Thème du congrès


Justice sociale, environnementale et climatique en Amérique Latine et dans les Caraïbes. 

 

Le Congrès 2025 du CEISAL à Paris invite à explorer, à partir de différentes approches disciplinaires, thématiques et géographiques, la notion de justice sociale, environnementale et climatique en Amérique Latine et dans les Caraïbes. 

La catégorie de justice peut être envisagée au sens large, depuis les débats théoriques qui questionnent, reformulent voire rejettent cette catégorie, jusqu’aux dynamiques et conflits politiques et idéologiques des sociétés qui la mobilisent, en passant par la définition et la mise en œuvre des politiques publiques, les mutations culturelles et les formes d’expression artistique.

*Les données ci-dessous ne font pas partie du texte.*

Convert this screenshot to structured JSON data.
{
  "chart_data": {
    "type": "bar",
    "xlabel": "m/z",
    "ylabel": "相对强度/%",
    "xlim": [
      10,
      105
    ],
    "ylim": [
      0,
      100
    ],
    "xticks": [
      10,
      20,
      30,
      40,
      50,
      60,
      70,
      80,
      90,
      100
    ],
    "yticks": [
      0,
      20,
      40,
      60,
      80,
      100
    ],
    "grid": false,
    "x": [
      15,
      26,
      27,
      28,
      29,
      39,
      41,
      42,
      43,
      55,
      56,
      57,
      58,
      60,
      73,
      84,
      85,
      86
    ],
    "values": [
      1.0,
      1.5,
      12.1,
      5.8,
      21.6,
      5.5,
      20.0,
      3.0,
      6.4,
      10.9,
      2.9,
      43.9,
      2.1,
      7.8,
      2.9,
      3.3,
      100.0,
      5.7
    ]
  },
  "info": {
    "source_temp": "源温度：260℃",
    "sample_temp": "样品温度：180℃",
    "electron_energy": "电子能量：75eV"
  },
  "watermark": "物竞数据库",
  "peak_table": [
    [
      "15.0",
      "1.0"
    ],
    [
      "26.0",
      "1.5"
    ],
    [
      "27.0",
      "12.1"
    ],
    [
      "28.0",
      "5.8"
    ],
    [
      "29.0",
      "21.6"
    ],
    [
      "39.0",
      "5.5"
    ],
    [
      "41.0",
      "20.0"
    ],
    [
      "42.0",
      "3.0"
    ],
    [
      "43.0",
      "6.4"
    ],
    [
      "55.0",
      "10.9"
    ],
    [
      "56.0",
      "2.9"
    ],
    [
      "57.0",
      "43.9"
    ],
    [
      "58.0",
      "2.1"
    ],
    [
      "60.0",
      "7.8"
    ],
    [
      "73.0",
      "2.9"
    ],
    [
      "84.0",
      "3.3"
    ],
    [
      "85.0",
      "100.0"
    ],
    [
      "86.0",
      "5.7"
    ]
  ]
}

La région latino-américaine et caribéenne se caractérise par l’ampleur des inégalités de toutes natures qui traversent les sociétés et les territoires et qui s’inscrivent dans des mécanismes profondément enracinés de domination, reposant sur les catégories usuelles de classe, de race, de genre et de territoires. Les exigences pour davantage de justice mobilisent de puissants mouvements sociaux qui s’appuient sur de riches traditions de pensée latino-américaine, remettent en cause les institutions et les systèmes politiques, suscitent débats et conflits et peuvent déboucher sur des expériences pratiques et des réformes progressives ou radicales. Le développement, depuis le début du XXIe siècle, des approches de l’écologie politique a contribué à enrichir les significations du terme de justice tout en éclairant les multiples niveaux et modalités de production de l’injustice. Elles vont de pair avec les avancées dans la reconnaissance de la diversité des peuples latino-américains et de leurs droits, reposant sur des processus propres à chacun des pays, mais aussi sur l’adoption de conventions internationales, qui viennent questionner les conceptions établies de la justice. Dans ce contexte, les approches traditionnelles qui distinguent différentes formes de justice sont-elles suffisantes pour analyser la complexité de ces processus ?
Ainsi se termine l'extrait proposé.